La formation professionnelle suisse a fait ses preuves. Mais elle pourrait être mise sous pression: tant dans le monde anglo-saxon que dans l’espace culturel roman, des doutes s’expriment sur la compétitivité d’un système très axé la pratique et moins sur une formation purement théorique. Il importe donc de déployer de grands efforts pour mieux mettre en évidence la valeur de l’apprentissage dual et de la formation professionnelle supérieure au niveau international.
A défaut de réussir cet exercice, nous risquons de dévaloriser les diplômes privilégiant la formation professionnelle et ainsi de limiter la mobilité des travailleurs suisses qui seraient défavorisés à l’étranger. Par ailleurs, certains signaux se multiplient indiquant que les entreprises étrangères établies en Suisse ont de la peine à estimer correctement les qualifications de notre système de formation professionnelle.
La nécessité d’agir est démontrée. Notre Constitution peut attester des efforts fournis dans ce domaine. C’est elle qui contient l’exigence d’une reconnaissance par la société de l’équivalence des filières de formation professionnelle et de culture générale.
Cadre de qualifications et supplément au diplôme
La Confédération propose maintenant de créer en Suisse deux instruments qui contribuent à mieux positionner la Suisse sur le plan international et à mieux faire connaître la valeur des formations:
Le premier, un cadre national des certifications de la Suisse (CNC-CH), est une trame composée de huit niveaux. Chaque diplôme suisse de formation professionnelle est classé dans un de ces huit niveaux en fonction des exigences requises pour l’obtenir. Le deuxième instrument consiste en la remise d’un supplément au diplôme qui montre le niveau atteint dans le CNC-CH. Ce supplément contiendra aussi des informations qui permettront aux employeurs en Suisse et à l’étranger d’évaluer rapidement et de manière appropriée les compétences professionnelles des titulaires. Tant le niveau du CNC-CH que le supplément au diplôme ne sont pas liés aux personnes, mais se réfèrent au certificat délivré. Les deux instruments seront ancrés juridiquement dans une ordonnance. Celle-ci fait actuellement l’objet d’une audition qui court jusqu’à mi-mai.
Etant donné que tous les pays européens classent leurs diplômes professionnels dans une grille nationale des qualifications ou se proposent de le faire, des comparaisons entre pays deviendront possibles. Le CNC sert en quelque sorte d’aide à la traduction.
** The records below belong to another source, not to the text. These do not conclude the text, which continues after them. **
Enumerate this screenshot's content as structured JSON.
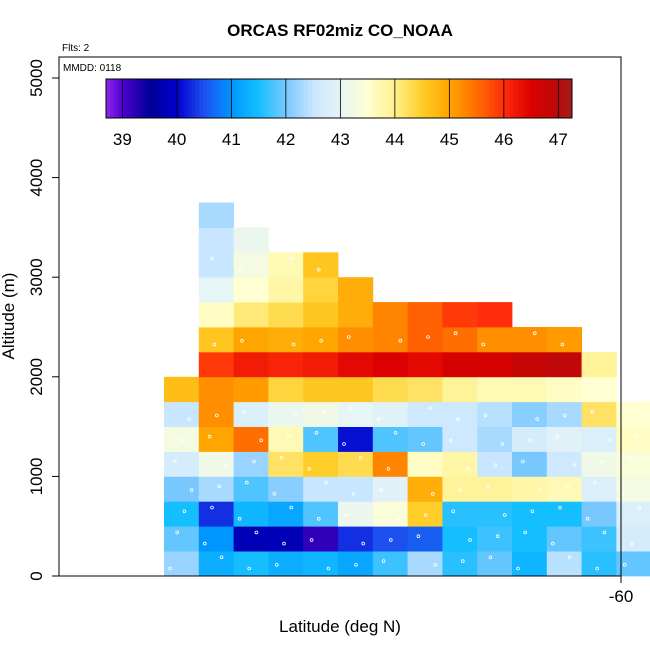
{
  "chart_data": {
    "type": "heatmap",
    "title": "ORCAS RF02miz CO_NOAA",
    "flights_label": "Flts: 2",
    "date_label": "MMDD: 0118",
    "xlabel": "Latitude (deg N)",
    "ylabel": "Altitude (m)",
    "x_tick_labels": [
      "-60"
    ],
    "y_ticks": [
      0,
      1000,
      2000,
      3000,
      4000,
      5000
    ],
    "y_tick_labels": [
      "0",
      "1000",
      "2000",
      "3000",
      "4000",
      "5000"
    ],
    "ylim": [
      0,
      5000
    ],
    "colorbar": {
      "range": [
        38.7,
        47.25
      ],
      "ticks": [
        39,
        40,
        41,
        42,
        43,
        44,
        45,
        46,
        47
      ],
      "tick_labels": [
        "39",
        "40",
        "41",
        "42",
        "43",
        "44",
        "45",
        "46",
        "47"
      ],
      "boundaries": [
        38.7,
        39,
        40,
        41,
        42,
        43,
        44,
        45,
        46,
        47,
        47.25
      ]
    },
    "cell_altitude_bin_m": 250,
    "columns": [
      {
        "altitudes_m": [
          0,
          250,
          500,
          750,
          1000,
          1250,
          1500,
          1750
        ],
        "values": [
          42.2,
          41.9,
          41.5,
          42.0,
          42.7,
          43.3,
          42.5,
          44.7
        ]
      },
      {
        "altitudes_m": [
          0,
          250,
          500,
          750,
          1000,
          1250,
          1500,
          1750,
          2000,
          2250,
          2500,
          2750,
          3000,
          3250,
          3500
        ],
        "values": [
          41.3,
          41.0,
          40.3,
          42.3,
          43.2,
          45.0,
          45.2,
          45.2,
          45.9,
          44.6,
          43.6,
          43.0,
          42.5,
          42.5,
          42.3
        ]
      },
      {
        "altitudes_m": [
          0,
          250,
          500,
          750,
          1000,
          1250,
          1500,
          1750,
          2000,
          2250,
          2500,
          2750,
          3000,
          3250
        ],
        "values": [
          41.5,
          39.8,
          41.4,
          41.8,
          42.2,
          45.5,
          42.8,
          45.1,
          46.2,
          45.0,
          44.1,
          43.5,
          43.3,
          43.1
        ]
      },
      {
        "altitudes_m": [
          0,
          250,
          500,
          750,
          1000,
          1250,
          1500,
          1750,
          2000,
          2250,
          2500,
          2750,
          3000
        ],
        "values": [
          41.3,
          39.8,
          41.2,
          42.1,
          44.2,
          43.7,
          43.1,
          44.4,
          46.1,
          44.9,
          44.3,
          43.8,
          43.7
        ]
      },
      {
        "altitudes_m": [
          0,
          250,
          500,
          750,
          1000,
          1250,
          1500,
          1750,
          2000,
          2250,
          2500,
          2750,
          3000
        ],
        "values": [
          41.4,
          39.2,
          41.8,
          42.5,
          44.5,
          41.8,
          43.2,
          44.6,
          46.2,
          45.0,
          44.6,
          44.4,
          44.6
        ]
      },
      {
        "altitudes_m": [
          0,
          250,
          500,
          750,
          1000,
          1250,
          1500,
          1750,
          2000,
          2250,
          2500,
          2750
        ],
        "values": [
          41.2,
          40.3,
          43.1,
          42.5,
          44.3,
          40.1,
          43.0,
          44.6,
          46.4,
          45.2,
          44.9,
          44.9
        ]
      },
      {
        "altitudes_m": [
          0,
          250,
          500,
          750,
          1000,
          1250,
          1500,
          1750,
          2000,
          2250,
          2500
        ],
        "values": [
          41.7,
          40.5,
          43.4,
          42.9,
          45.3,
          41.8,
          42.9,
          44.3,
          46.5,
          45.3,
          45.3
        ]
      },
      {
        "altitudes_m": [
          0,
          250,
          500,
          750,
          1000,
          1250,
          1500,
          1750,
          2000,
          2250,
          2500
        ],
        "values": [
          42.3,
          40.6,
          44.5,
          44.9,
          43.6,
          41.9,
          42.6,
          44.2,
          46.4,
          45.6,
          45.6
        ]
      },
      {
        "altitudes_m": [
          0,
          250,
          500,
          750,
          1000,
          1250,
          1500,
          1750,
          2000,
          2250,
          2500
        ],
        "values": [
          41.6,
          41.5,
          41.6,
          43.9,
          43.8,
          42.6,
          42.6,
          43.9,
          46.6,
          45.5,
          45.9
        ]
      },
      {
        "altitudes_m": [
          0,
          250,
          500,
          750,
          1000,
          1250,
          1500,
          1750,
          2000,
          2250,
          2500
        ],
        "values": [
          41.9,
          41.7,
          41.6,
          43.9,
          42.5,
          42.3,
          42.4,
          43.7,
          46.6,
          45.2,
          46.0
        ]
      },
      {
        "altitudes_m": [
          0,
          250,
          500,
          750,
          1000,
          1250,
          1500,
          1750,
          2000,
          2250
        ],
        "values": [
          41.4,
          41.5,
          41.5,
          43.8,
          42.0,
          42.7,
          42.1,
          43.7,
          46.8,
          45.2
        ]
      },
      {
        "altitudes_m": [
          0,
          250,
          500,
          750,
          1000,
          1250,
          1500,
          1750,
          2000,
          2250
        ],
        "values": [
          42.4,
          41.9,
          41.5,
          43.7,
          42.6,
          42.9,
          42.3,
          43.6,
          46.9,
          45.1
        ]
      },
      {
        "altitudes_m": [
          0,
          250,
          500,
          750,
          1000,
          1250,
          1500,
          1750,
          2000
        ],
        "values": [
          41.6,
          41.7,
          42.0,
          42.8,
          43.2,
          42.8,
          44.2,
          43.5,
          43.9
        ]
      },
      {
        "altitudes_m": [
          0,
          250,
          500,
          750,
          1000,
          1250,
          1500
        ],
        "values": [
          41.9,
          42.7,
          42.8,
          43.3,
          43.4,
          43.6,
          43.5
        ]
      }
    ]
  }
}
Appréciation du point de vue des employeurs
D’un point de vue patronal, l’évolution constatée dans le milieu de l’économie et de la politique de la formation appelle d’urgence une démarche. Les questions délicates ne pourront se résoudre qu’avec la pratique : les classements déboucheront-ils sur une hiérarchisation de la formation professionnelle ? En viendrons-nous, dans une sorte de course au prestige, à obtenir les meilleurs classements des diplômes ? Les réflexions concernant ces classements amèneront-elles des effets indésirables sur la définition des contenus de la formation ? Comment les partenaires sociaux se comporteront-ils avec la nouvelle transparence visée ou la hiérarchisation des diplômes lorsqu’il s’agira de négociations salariales?
Le projet sera-t-il couronné de succès? Tout dépendra de la possibilité de réussir véritablement le classement adéquat des diplômes dans le CNC-CH et ainsi de gagner l’acceptation et la confiance des employeurs. Ce que l’on peut estimer indispensable dans la perspective d’un système global cohérent n’est pas nécessairement compatible avec les intérêts spécifiques des organismes responsables des contenus des diplômes. Le classement de quelque 850 diplômes requiert donc des processus élaborés avec soin.